In 1825, the first college social fraternity, the Kappa Alpha Society, was formed at Union College in Schenectady, N.Y.
In 1842, the founders of the University of Notre Dame arrived at the school’s present-day site near South Bend, Ind.
In 1933, a judge in New York decided the James Joyce book “Ulysses” was not obscene and could be published in the United States.
In 1943, during World War II, the HMT Rohna, a British transport ship carrying American soldiers, was hit by a German missile off Algeria; 1,138 men were killed.
In 1949, India adopted a constitution as a republic within the British Commonwealth.
In 1965, France launched its first satellite, sending a 92-pound capsule into orbit.
In 1973, President Richard Nixon’s personal secretary, Rose Mary Woods, told a federal court that she’d accidentally caused part of the 18-1/2-minute gap in a key Watergate tape.
In 2008, teams of heavily armed gunmen stormed luxury hotels, a popular tourist attraction and a crowded train station in Mumbai, India, leaving at least 166 people dead in a rampage lasting some 60 hours.
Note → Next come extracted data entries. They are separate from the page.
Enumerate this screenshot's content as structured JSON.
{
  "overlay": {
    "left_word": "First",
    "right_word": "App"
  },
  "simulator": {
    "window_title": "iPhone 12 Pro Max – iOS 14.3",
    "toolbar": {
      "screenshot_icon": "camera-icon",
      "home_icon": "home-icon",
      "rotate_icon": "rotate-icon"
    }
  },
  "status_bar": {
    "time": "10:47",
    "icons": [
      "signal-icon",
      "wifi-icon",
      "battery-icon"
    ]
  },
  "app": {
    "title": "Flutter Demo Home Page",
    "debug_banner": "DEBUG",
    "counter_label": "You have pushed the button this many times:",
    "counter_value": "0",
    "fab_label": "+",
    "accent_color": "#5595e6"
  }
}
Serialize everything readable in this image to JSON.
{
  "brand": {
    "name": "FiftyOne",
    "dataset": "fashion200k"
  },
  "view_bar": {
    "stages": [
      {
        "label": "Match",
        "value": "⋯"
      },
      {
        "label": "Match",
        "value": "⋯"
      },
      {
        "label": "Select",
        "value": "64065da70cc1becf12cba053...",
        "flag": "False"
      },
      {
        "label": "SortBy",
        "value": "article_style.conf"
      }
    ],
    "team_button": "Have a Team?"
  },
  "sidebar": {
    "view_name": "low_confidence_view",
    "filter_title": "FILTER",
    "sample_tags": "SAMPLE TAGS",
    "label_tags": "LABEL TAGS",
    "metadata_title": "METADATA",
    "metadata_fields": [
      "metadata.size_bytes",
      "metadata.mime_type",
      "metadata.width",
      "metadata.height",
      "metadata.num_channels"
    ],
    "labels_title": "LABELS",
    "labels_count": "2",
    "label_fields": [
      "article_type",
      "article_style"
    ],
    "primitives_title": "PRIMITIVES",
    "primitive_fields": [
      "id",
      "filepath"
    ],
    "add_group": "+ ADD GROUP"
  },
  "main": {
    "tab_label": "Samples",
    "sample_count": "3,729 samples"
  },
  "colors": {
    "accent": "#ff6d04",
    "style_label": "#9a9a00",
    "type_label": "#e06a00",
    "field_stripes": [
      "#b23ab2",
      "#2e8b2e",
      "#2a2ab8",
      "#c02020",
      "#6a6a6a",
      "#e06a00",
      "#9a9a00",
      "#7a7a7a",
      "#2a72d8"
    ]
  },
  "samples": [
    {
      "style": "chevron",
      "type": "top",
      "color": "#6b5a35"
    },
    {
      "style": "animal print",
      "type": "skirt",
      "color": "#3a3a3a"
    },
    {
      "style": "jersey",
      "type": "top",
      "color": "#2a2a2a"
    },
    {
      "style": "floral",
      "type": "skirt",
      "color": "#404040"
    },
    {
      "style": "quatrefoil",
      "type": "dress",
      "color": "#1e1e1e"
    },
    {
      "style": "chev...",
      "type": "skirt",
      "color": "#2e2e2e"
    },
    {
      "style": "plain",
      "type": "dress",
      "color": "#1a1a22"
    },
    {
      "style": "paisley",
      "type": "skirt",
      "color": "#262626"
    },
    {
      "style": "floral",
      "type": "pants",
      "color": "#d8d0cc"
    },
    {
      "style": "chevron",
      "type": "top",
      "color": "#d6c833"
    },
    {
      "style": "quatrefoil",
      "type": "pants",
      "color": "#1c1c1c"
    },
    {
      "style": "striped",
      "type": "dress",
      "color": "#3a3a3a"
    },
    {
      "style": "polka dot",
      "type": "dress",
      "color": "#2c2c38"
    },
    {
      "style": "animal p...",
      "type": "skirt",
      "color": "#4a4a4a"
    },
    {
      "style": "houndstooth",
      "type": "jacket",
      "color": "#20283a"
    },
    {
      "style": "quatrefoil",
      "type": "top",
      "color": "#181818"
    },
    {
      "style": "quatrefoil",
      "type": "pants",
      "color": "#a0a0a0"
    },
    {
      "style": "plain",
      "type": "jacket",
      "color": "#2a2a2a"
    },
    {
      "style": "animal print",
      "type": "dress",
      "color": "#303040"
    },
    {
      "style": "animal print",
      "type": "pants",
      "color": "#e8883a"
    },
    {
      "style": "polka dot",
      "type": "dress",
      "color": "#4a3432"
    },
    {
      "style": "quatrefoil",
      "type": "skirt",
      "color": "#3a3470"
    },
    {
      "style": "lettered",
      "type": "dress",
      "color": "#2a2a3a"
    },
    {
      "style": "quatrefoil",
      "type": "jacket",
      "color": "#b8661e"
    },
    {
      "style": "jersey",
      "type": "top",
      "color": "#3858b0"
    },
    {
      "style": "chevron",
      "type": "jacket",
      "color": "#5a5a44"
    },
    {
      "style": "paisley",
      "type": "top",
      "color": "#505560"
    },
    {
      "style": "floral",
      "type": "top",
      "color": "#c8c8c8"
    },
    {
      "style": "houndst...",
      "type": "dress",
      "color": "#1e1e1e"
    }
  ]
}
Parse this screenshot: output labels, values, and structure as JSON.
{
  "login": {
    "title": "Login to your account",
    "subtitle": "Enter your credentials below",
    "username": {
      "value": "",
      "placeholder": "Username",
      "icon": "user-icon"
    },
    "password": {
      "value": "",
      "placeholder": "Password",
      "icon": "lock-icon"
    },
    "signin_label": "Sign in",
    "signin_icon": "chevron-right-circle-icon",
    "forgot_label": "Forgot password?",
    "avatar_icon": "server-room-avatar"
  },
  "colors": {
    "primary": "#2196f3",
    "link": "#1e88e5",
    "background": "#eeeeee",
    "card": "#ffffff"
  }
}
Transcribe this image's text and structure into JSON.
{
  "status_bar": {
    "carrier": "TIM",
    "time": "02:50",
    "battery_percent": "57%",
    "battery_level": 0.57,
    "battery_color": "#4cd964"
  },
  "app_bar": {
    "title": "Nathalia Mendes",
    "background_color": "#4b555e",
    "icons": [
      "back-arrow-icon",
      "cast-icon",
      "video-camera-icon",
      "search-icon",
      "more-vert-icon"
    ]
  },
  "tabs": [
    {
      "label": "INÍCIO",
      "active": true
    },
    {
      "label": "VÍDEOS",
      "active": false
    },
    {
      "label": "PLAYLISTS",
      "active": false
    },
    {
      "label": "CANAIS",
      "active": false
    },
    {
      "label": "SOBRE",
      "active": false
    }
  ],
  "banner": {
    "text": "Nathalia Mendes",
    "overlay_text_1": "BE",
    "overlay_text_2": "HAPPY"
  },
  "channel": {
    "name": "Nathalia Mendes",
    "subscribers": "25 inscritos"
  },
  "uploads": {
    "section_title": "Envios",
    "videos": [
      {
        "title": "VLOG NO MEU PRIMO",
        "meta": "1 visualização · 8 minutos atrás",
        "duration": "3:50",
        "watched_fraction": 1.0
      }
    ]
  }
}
Ten years ago: Florida Secretary of State Katherine Harris certified George W. Bush the winner over Al Gore in the state’s presidential balloting by a 537-vote margin. Haiti held its presidential election; former president Jean-Bertrand Aristide (zhahn behr-TRAHN’ ahr-ihs-TEED’) won by a huge margin.
Five years ago: Four members of the Chicago-based aid group Christian Peacemaker Teams — an American, a Briton and two Canadians — were taken hostage in Iraq. (The American, Tom Fox, was later killed; the others were released.) Stan Berenstain, who with wife Jan wrote and illustrated the Berenstain Bear books, died in suburban Philadelphia at age 82.
One year ago: An investigation ordered by Ireland’s government found that Roman Catholic Church leaders in Dublin had spent decades sheltering child-abusing priests from the law and that most fellow clerics turned a blind eye. A man stuck upside-down in a cave in Utah for more than a day died despite the efforts of dozens of rescuers.